Wednesday, October 15, 2014

Making Visualizations Visible

The ultimate goal of literacy instruction is to arm students with the literacy processes, strategies, and skills that they will be able to intuitively and independently use to extract meaning from text. "Text" can include the written word, videos, interviews, speakers, field trips, conversations, discussions, and more.

The teaching and learning of these literacy strategies is best done in authentic contexts. On page 70 of Making the PYP Happen, the authors state that "it is the school's responsibility to provide authentic context for language teaching and learning in all areas of the curriculum," [emphasis added].

In a Primary Years Program (PYP), the program of inquiry provides the authentic, engaging, challenging, and significant context for learners to develop and use language.
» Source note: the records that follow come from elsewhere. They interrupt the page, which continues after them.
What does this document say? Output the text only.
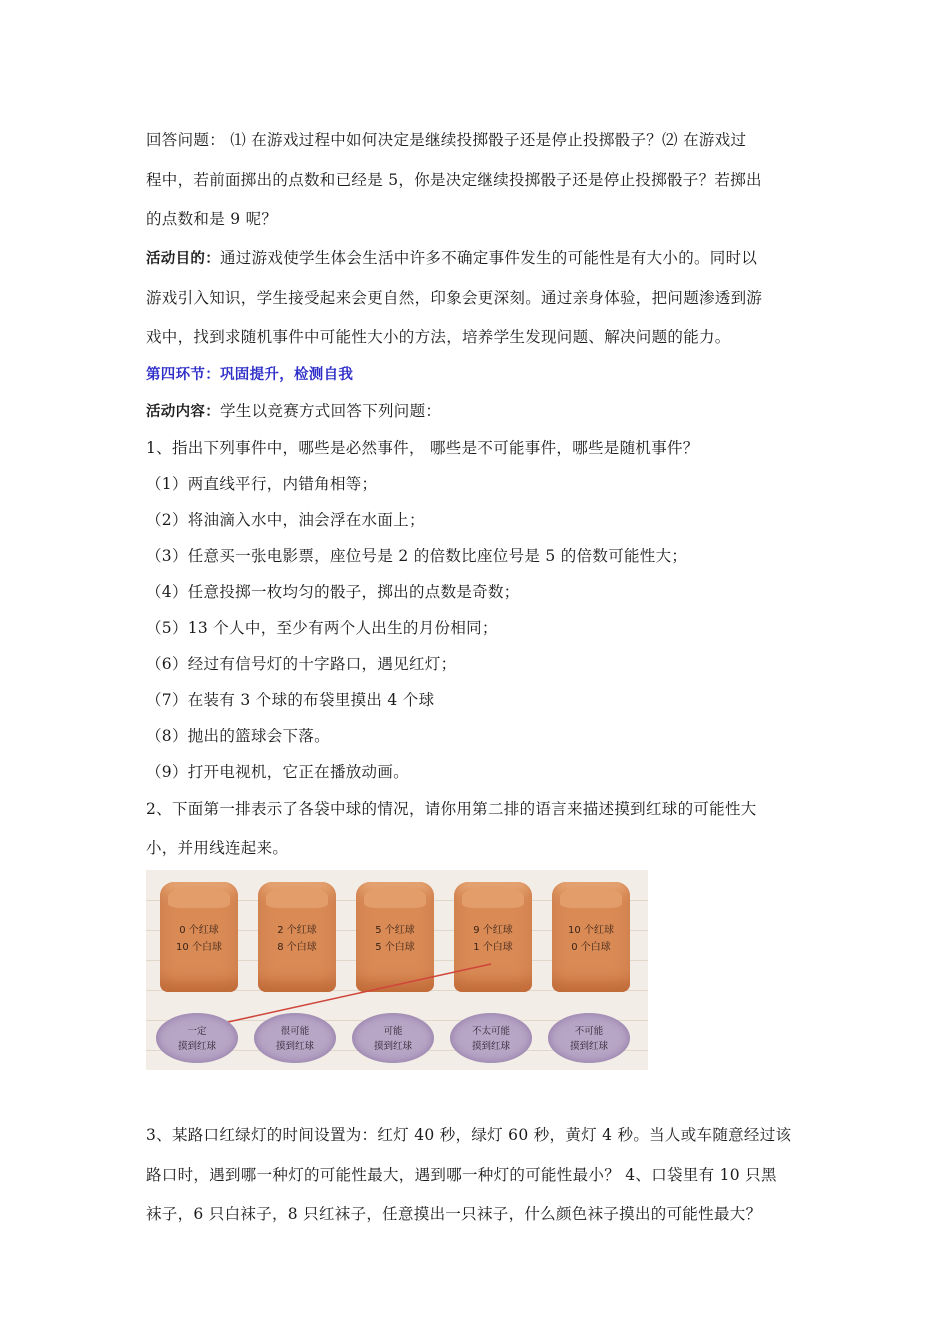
回答问题： ⑴ 在游戏过程中如何决定是继续投掷骰子还是停止投掷骰子？⑵ 在游戏过
程中，若前面掷出的点数和已经是 5，你是决定继续投掷骰子还是停止投掷骰子？若掷出
的点数和是 9 呢？
活动目的：通过游戏使学生体会生活中许多不确定事件发生的可能性是有大小的。同时以
游戏引入知识，学生接受起来会更自然，印象会更深刻。通过亲身体验，把问题渗透到游
戏中，找到求随机事件中可能性大小的方法，培养学生发现问题、解决问题的能力。
第四环节：巩固提升，检测自我
活动内容：学生以竞赛方式回答下列问题：
1、指出下列事件中，哪些是必然事件， 哪些是不可能事件，哪些是随机事件？
（1）两直线平行，内错角相等；
（2）将油滴入水中，油会浮在水面上；
（3）任意买一张电影票，座位号是 2 的倍数比座位号是 5 的倍数可能性大；
（4）任意投掷一枚均匀的骰子，掷出的点数是奇数；
（5）13 个人中，至少有两个人出生的月份相同；
（6）经过有信号灯的十字路口，遇见红灯；
（7）在装有 3 个球的布袋里摸出 4 个球
（8）抛出的篮球会下落。
（9）打开电视机，它正在播放动画。
2、下面第一排表示了各袋中球的情况，请你用第二排的语言来描述摸到红球的可能性大
小，并用线连起来。
0 个红球
10 个白球
2 个红球
8 个白球
5 个红球
5 个白球
9 个红球
1 个白球
10 个红球
0 个白球
一定
摸到红球
很可能
摸到红球
可能
摸到红球
不太可能
摸到红球
不可能
摸到红球
3、某路口红绿灯的时间设置为：红灯 40 秒，绿灯 60 秒，黄灯 4 秒。当人或车随意经过该
路口时，遇到哪一种灯的可能性最大，遇到哪一种灯的可能性最小？ 4、口袋里有 10 只黑
袜子，6 只白袜子，8 只红袜子，任意摸出一只袜子，什么颜色袜子摸出的可能性最大？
In other words, teachers should situate literacy instruction right inside the units of inquiry. However, it should be clarified that although comprehension and metacognitive strategies are to be taught within the unit of inquiry, it cannot be assumed that learners will implicitly pick up on these strategies while studying content concepts. PYP teachers still must provide specific time and opportunities for their learners to explore, discover, practice, and construct understanding of these literacy strategies. When we teach literacy in this way, students are learning literacy processes and content concepts simultaneously.

Recently, I took the opportunity to teach a first grade reading lesson from our school's literacy curriculum. The objectives of the lesson were that students would retell story events and visualize & analyze characters during reading. Rather than use the text provided by the series, which would not have been authentic, challenging, or significant for the first graders, I choose a text that would help the learners understand their current Unit of Inquiry's Central Idea: Responsible choices promote balanced living.
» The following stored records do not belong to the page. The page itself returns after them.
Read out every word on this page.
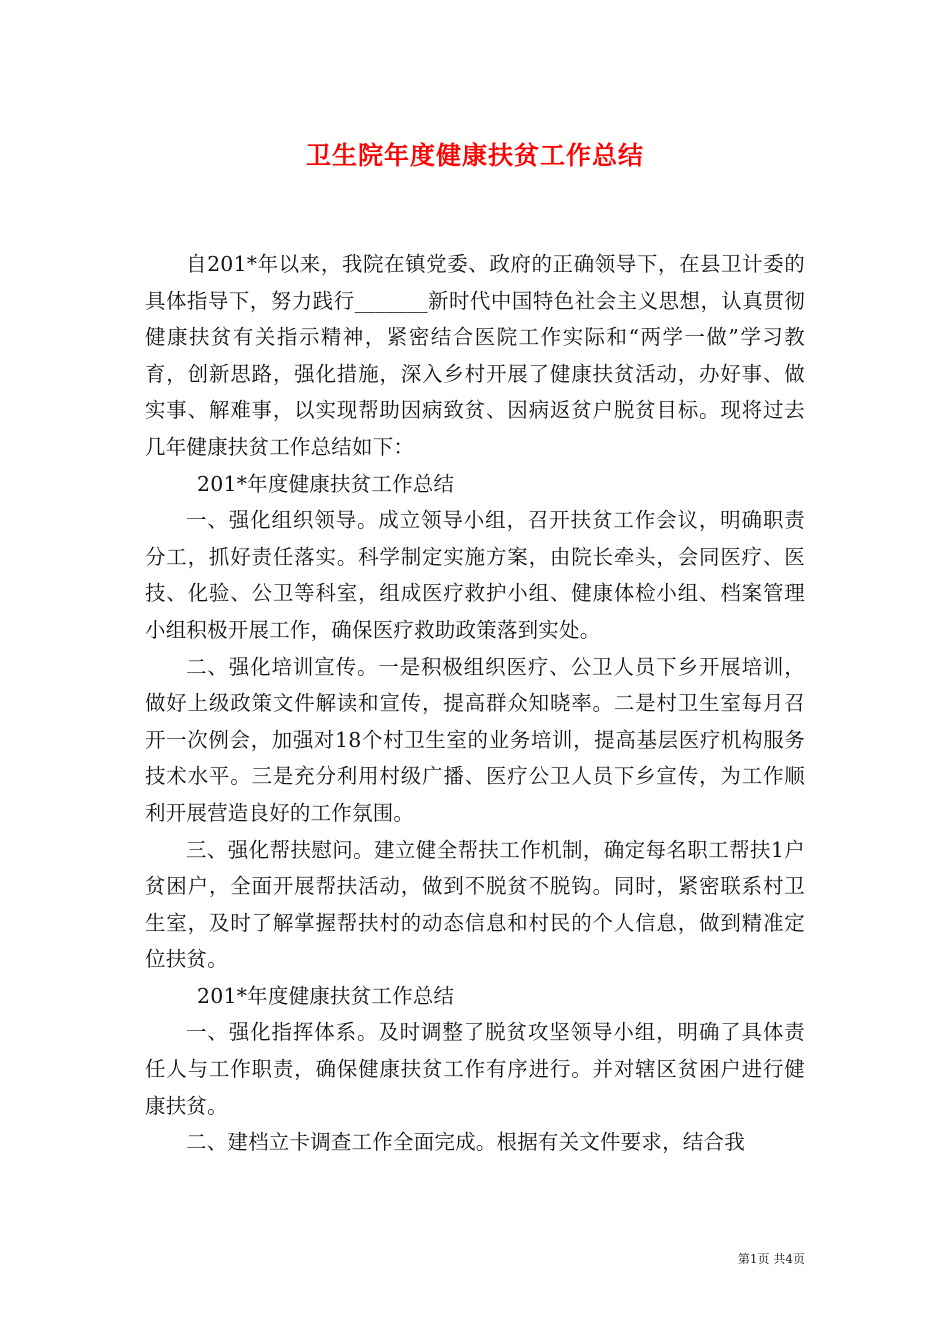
卫生院年度健康扶贫工作总结

自201*年以来，我院在镇党委、政府的正确领导下，在县卫计委的具体指导下，努力践行_______新时代中国特色社会主义思想，认真贯彻健康扶贫有关指示精神，紧密结合医院工作实际和“两学一做”学习教育，创新思路，强化措施，深入乡村开展了健康扶贫活动，办好事、做实事、解难事，以实现帮助因病致贫、因病返贫户脱贫目标。现将过去几年健康扶贫工作总结如下：

201*年度健康扶贫工作总结

一、强化组织领导。成立领导小组，召开扶贫工作会议，明确职责分工，抓好责任落实。科学制定实施方案，由院长牵头，会同医疗、医技、化验、公卫等科室，组成医疗救护小组、健康体检小组、档案管理小组积极开展工作，确保医疗救助政策落到实处。

二、强化培训宣传。一是积极组织医疗、公卫人员下乡开展培训，做好上级政策文件解读和宣传，提高群众知晓率。二是村卫生室每月召开一次例会，加强对18个村卫生室的业务培训，提高基层医疗机构服务技术水平。三是充分利用村级广播、医疗公卫人员下乡宣传，为工作顺利开展营造良好的工作氛围。

三、强化帮扶慰问。建立健全帮扶工作机制，确定每名职工帮扶1户贫困户，全面开展帮扶活动，做到不脱贫不脱钩。同时，紧密联系村卫生室，及时了解掌握帮扶村的动态信息和村民的个人信息，做到精准定位扶贫。

201*年度健康扶贫工作总结

一、强化指挥体系。及时调整了脱贫攻坚领导小组，明确了具体责任人与工作职责，确保健康扶贫工作有序进行。并对辖区贫困户进行健康扶贫。

二、建档立卡调查工作全面完成。根据有关文件要求，结合我

第1页 共4页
A List from Frog and Toad Together by Arnold Lobel.

In the story A List, Toad creates a list of all the things he'll do during the day. I selected this story because the list he makes contains many responsible choices that would represent a balanced lifestyle. (SPOILER ALERT: Toad never completes all the items on the list because it blows away in the wind and he subsequently goes melodramatically ballistic, which should not come as a shock for those of you who know Toad well.)

Before reading the story, I discussed with the students the importance of being able to really understand a story while we read. "After all," I said, "that's the point of reading! To understand what you read." In their book Strategies that Work, Harvey and Goudvis say that "different readers rely on different strategies to help them gain better understanding." One such strategy is visualizing. "Visualizing strengthens our inferential thinking. When we visualize, we are in fact inferring but with mental images rather than words and thoughts." The authors continue, "When we visualize, we create pictures in our minds that belong to us and no one else," (p. 130-2).

However, if we let students keep their visualizations locked up in their minds, students may become mentally overwhelmed. Rather, my goal of the lesson was to get students to make their visualizations visible so that they could more fully engage in thinking. " is difficult [for students] to do their best thinking because of cognitive overload, that is, because the thinking demands exceed their capacity. When our thinking is distributed, when we do not have to rely solely on our internal mental resources, we free ourselves up to engage in more challenging thinking," Ron Ritchhart in Intellectual Character: What It Is, Why It Matters, and How to Get It, p. 100-1).

I prompted students to visualize what was going on in the story as I read, but then to draw those pictures from their mind on a blank sheet of paper. After reading, we talked about what their pictures should include, if they really, truly understood the story. Together, we decided that students would need to have the characters of the story, the setting (time and place), and what went on in the story (the events).

To show students how to self-assess their understanding of the text, one student showed his visualization to the group while I modeled the kinds of questions the students should ask themselves.

Did I understand the story?
Did I include the characters?
Did I include the setting?
Did I include the important events of the story?
By reviewing all the students' visible visualizations (I included other examples below), the classroom teacher and I could clearly and quickly see who was able to adequately extract meaning from the text and who was not. Using this powerful information, the classroom teacher could form guided reading groups to support students' unique and specific literacy needs.

After reading about making students' thinking and understanding visible by having them draw out their mental visualizations, how could you make your students' visualizations visible with the "texts" they read, listen to, and view?


  1. Thank you for this blog post, it is certainly relevant and informative for the staff at our school. the strategies are well documented and clearly illustrate how to use process concepts when teaching literacy. Perhaps you could say more about the unit of inquiry that relates to this lesson.

    1. PYP Colleague: great question!

      TD: Who we are: an inquiry into personal, physical, mental, social, and spiritual health. CI: Responsible choices promote balanced living. Key concepts: causation, responsibility, perspective. Related concepts: choices, balance, health, benefits, costs, consequences, scarcity. Lines of inquiry: An inquiry into ... what it means to make a choice (cost/benefits), responsible choices, balanced living.

      The lesson described in the post was a literacy lesson, meant to focus on literacy process concepts (visualization), as you point out in your comment. However, the idea is that the classroom teacher will now be able to use the same text to explore the ideas in their unit of inquiry.